I just got a NUX MG-200 effects pedal from Europe. I actually bought it from HK, but it got shipped from Spain, through Switzerland to Canada for some reason. These are fairly popular in Asia and Australia, but not well known over here, but they are an awesome pedal as is the MG-100, but I didn't want an expression pedal with this one as I have an expression pedal on my Deltalab DGFX-1 pedal.

The MG-200 is simply the best sounding effects unit I have ever heard in my 40+ years of playing guitar and buying effects. I have spent a fortune on individual pedals in the past, and have a bunch of them now, but all of them combined do not come close to the sound that I get out of the NUX. 

It has an amazing looper/drum machine that has some of the best drum tracks ever. Not simple 4/4 beats, but fairly complex rock and other style rhythms built in and the looper records the drum track and your playing so you can record a very nice backing track to play to.

Its very easy to modify and save the sounds and the stock sounds that come out of this thing are out of this world. Even using a BBE Sonic Maximizer in your pedal chain cannot give the sheer amazing tone that this pedal pumps out. I know, I have the Sonic Stomp and used to use it , but I just don't need it at all with this pedal. 

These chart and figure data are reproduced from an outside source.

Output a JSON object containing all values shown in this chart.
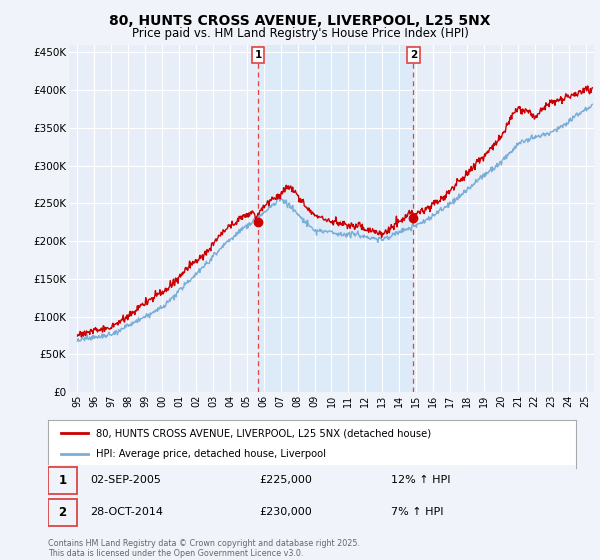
{
  "title": "80, HUNTS CROSS AVENUE, LIVERPOOL, L25 5NX",
  "subtitle": "Price paid vs. HM Land Registry's House Price Index (HPI)",
  "ylim": [
    0,
    460000
  ],
  "yticks": [
    0,
    50000,
    100000,
    150000,
    200000,
    250000,
    300000,
    350000,
    400000,
    450000
  ],
  "background_color": "#f0f4fa",
  "plot_bg_color": "#e8eef8",
  "highlight_color": "#ddeaf8",
  "grid_color": "#ffffff",
  "sale1_date": 2005.67,
  "sale1_price": 225000,
  "sale1_label": "1",
  "sale2_date": 2014.83,
  "sale2_price": 230000,
  "sale2_label": "2",
  "red_line_color": "#cc0000",
  "blue_line_color": "#7aaed6",
  "vline_color": "#dd4444",
  "legend_label_red": "80, HUNTS CROSS AVENUE, LIVERPOOL, L25 5NX (detached house)",
  "legend_label_blue": "HPI: Average price, detached house, Liverpool",
  "annotation1_date": "02-SEP-2005",
  "annotation1_price": "£225,000",
  "annotation1_hpi": "12% ↑ HPI",
  "annotation2_date": "28-OCT-2014",
  "annotation2_price": "£230,000",
  "annotation2_hpi": "7% ↑ HPI",
  "footer": "Contains HM Land Registry data © Crown copyright and database right 2025.\nThis data is licensed under the Open Government Licence v3.0.",
  "xlim_start": 1994.5,
  "xlim_end": 2025.5
}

I could go on and on about how awesome this is, but the best thing is that it was about $132.00 Canadian, shipped to my door. You would have to spend about $600+tax or more to get even close to the same amount of sounds that this pedal provides and even then, a BOSS multi effects unit doesn't sound anywhere near this good. I have had Digitech RP series pedals, POD pedals, amps with multi effects built in since they started making them years ago, and this beats them all. BTW, quality seems top notch, good switches, display panels and its built like a tank and also takes batteries as well as an adapter.

And by the way, it has been my experience that using a good multi effects pedal is a great way to eliminate a lot of hum or feedback. I think its the amount of processing the sound goes through, but it just doesn't happen using these pedals but when I run straight through the same amp, I can get feedback or ground loop hum. Even if you are playing it clean, it still works.

You can find videos on YouTube demoing them, but it doesn't compare to how good it sounds in person. I'm using it through a Fender Frontman 15G, and you would not believe how good it sounds, even through that crappy little amp.


----------



## fretzel (Aug 8, 2014)

I have the NUX Time Core. Great little delay pedal. $50 delivered.


----------



## High/Deaf (Aug 19, 2009)

So this is significantly better than a Axe-FX or Kemper? For $132? I'm in!!!!!!!!!

But don't go trying to take away my feedback. I don't allow hum into any of my crappy, old pedal boards but feedback is an absolute 'must' every time I play. And especially when I play the 335 or 6120.


----------